Felieke Van der Leest
Felike van der leest is an incredible bead artist from the Netherlands. Her work can be seen in galleries in Amsterdan, NewYork, and in Tokyo. I really enjoy the humor in her work, and she likes to recycle her collection of plastic animals into works of art that amuse and delight viewers. She uses bead crochet, bead embroidery, and other bead weaving techniques. Masterfully designed with a big dash of humor makes Felike an artist I can identify with and am excited to have been introduced to her and her work. You can see more of Flike's work here on her website.
Sari Liimatta
Sari uses a technique I haven't seen done since I was making Christmas ornaments back in the 70s.
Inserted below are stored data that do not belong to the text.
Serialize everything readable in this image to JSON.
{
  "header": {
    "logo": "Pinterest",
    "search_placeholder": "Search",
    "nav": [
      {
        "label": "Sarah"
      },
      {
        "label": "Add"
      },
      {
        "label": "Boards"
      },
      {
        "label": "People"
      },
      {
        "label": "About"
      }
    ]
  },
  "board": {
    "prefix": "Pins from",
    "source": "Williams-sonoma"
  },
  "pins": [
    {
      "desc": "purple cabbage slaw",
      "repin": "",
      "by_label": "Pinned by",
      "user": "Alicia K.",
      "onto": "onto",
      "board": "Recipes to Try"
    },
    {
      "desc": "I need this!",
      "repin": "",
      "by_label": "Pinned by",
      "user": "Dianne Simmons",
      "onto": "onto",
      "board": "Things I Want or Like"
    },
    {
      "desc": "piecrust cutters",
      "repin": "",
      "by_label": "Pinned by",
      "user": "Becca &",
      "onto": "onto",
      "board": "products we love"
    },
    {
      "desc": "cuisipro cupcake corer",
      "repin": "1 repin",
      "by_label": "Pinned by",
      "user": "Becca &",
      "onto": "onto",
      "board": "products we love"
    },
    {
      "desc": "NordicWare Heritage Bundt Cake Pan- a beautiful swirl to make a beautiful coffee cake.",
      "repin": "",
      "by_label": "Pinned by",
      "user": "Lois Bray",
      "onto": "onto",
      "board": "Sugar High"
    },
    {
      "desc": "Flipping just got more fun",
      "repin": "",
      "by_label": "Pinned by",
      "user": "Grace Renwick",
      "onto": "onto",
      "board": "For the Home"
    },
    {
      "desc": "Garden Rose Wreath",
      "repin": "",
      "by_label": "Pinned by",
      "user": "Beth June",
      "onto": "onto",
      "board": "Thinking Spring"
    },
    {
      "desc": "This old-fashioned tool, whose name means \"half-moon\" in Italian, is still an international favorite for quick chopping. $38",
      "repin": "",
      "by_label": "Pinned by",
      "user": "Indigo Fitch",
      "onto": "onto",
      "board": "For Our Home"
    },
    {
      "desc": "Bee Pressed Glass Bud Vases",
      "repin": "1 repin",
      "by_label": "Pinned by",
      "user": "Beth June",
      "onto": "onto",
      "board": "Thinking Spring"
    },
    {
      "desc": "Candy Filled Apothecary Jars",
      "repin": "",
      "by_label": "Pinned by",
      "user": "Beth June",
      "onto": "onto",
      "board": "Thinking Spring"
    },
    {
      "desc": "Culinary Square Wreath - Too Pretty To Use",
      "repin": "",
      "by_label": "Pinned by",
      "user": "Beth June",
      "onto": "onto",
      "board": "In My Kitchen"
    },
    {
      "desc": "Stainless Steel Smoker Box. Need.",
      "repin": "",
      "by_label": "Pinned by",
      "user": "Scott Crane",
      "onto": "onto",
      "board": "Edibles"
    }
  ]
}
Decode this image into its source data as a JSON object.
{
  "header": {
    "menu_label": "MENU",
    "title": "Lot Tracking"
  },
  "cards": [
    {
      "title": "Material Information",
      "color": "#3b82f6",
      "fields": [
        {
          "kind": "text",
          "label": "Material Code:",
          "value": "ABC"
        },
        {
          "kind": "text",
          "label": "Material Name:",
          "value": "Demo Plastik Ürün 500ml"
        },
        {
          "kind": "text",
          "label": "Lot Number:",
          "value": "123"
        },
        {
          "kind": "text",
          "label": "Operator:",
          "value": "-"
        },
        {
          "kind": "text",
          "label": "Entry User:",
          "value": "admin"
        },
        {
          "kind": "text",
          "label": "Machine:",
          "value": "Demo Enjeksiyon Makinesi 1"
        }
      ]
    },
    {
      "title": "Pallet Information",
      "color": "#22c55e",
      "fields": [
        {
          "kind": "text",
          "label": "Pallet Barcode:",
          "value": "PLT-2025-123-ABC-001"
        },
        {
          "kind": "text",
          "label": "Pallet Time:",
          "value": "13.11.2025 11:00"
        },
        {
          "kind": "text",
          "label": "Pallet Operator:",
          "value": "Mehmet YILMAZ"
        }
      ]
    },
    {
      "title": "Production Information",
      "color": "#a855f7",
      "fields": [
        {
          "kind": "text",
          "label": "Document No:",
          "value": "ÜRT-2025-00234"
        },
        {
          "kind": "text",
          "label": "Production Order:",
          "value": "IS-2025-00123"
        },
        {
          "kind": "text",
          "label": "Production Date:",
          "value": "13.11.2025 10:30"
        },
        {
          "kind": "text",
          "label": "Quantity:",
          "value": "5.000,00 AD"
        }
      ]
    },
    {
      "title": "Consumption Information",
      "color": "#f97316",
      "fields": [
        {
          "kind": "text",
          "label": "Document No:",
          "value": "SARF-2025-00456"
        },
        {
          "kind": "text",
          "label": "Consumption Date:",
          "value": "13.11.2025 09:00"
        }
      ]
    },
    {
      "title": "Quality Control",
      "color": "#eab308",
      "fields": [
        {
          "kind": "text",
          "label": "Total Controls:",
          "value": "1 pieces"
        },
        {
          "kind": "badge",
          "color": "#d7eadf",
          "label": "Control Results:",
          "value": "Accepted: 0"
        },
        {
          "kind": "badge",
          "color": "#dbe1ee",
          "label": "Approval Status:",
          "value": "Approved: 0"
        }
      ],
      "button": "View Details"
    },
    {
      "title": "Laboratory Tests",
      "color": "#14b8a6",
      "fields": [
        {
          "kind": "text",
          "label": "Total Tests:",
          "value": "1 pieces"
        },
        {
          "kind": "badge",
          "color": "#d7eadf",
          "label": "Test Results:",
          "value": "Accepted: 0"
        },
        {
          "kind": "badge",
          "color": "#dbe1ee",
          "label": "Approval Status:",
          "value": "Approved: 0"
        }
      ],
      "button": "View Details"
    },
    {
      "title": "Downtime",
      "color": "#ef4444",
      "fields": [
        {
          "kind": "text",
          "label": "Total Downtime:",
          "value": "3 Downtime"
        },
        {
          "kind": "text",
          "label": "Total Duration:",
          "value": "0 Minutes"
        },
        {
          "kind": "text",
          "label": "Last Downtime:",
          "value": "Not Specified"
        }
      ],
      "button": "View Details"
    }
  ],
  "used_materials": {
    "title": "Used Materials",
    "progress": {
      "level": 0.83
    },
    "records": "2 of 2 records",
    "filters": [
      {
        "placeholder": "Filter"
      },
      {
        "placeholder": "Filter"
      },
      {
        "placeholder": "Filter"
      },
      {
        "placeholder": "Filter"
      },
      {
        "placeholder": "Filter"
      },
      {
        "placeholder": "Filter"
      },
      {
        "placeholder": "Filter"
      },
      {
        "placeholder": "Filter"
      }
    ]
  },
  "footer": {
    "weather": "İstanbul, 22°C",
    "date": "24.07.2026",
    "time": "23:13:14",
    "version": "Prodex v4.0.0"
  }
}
She uses toy animals and actually pins the beads onto them creating unique and original pieces of art that amuse and makes the looker want to reach out an caress the piece. Sari says that "I find a toy animal which I examine thoroughly to get an idea of how it NEEDS ME. Then I connect the toy with a suitable story...sometimes the theme of the piece needs to be told in a very forced manner. Letting the pins show is a way I can do this. It is a tool....." Each of Sari's piece does pull a piece of emotion from the viewer. You can see more of Sari's work on her website.
Jan Huling
Uliana Volkhovskaya
Uliana is a self taught artist from the Ukaraine. She is a supported in her creative work by her husband and her daughter. Her work is whimsical and announces the joy of life and small things in life. But her work is far from small. The intricate weaving explodes giving her figures life and joy to the viewer. What is also amazing is that Uliana states "most of the figures I make are dynamic with MOVABLE LIMBS. I am inspired by cartoons, funny pictures and scenes from daily life". To see more of Uliana's work you can visit her website.
Christy Puetz
Christy works with a group called Beads of Courage, a nonprofit organization that creates arts-in-medicine programming for children coping with cancer and other serious illness. I really felt drawn to Christy's work as I myself have just started working at Nationwide Children's hospital in Columbus Ohio. I intend to spend more time investigating this group and found out how I too can make a different on the lives of those small children who are so brave while learning to cope. Christy has a series that really intrigued me called "Lost Forest". She states that non of the creatures have eyes. They hold poses that that make them appear frozen in time, waiting for onlookers to exit so they can secretely move around in the shadows. She says that choosing beads for a piece is "like going on a treasure hunt with a specific map". Her pieces all awake a primal desire to further investigate the mystery behind the pose. More of Christy's work can be seen on her website.
These are just five of the thirty six artist in Suzanne Golden's book. There are so many more that are familiar to me and just as many that I've never be exposed to before. I hope like me, you take the time to explore each and every single one of them. Enjoy the interview in the book and then go out onto the Internet and further immerse yourself in glorious beads, glorious ART. Enjoy.
Disclosure...As a reviewer of products from Lark Books, I receive the book above free of charge. I have been asked to review these products and give my honest opinion of the products...positive or negative. I am not being compensated by Lark Books for my endorsement as it pertains to the products received and reviewed.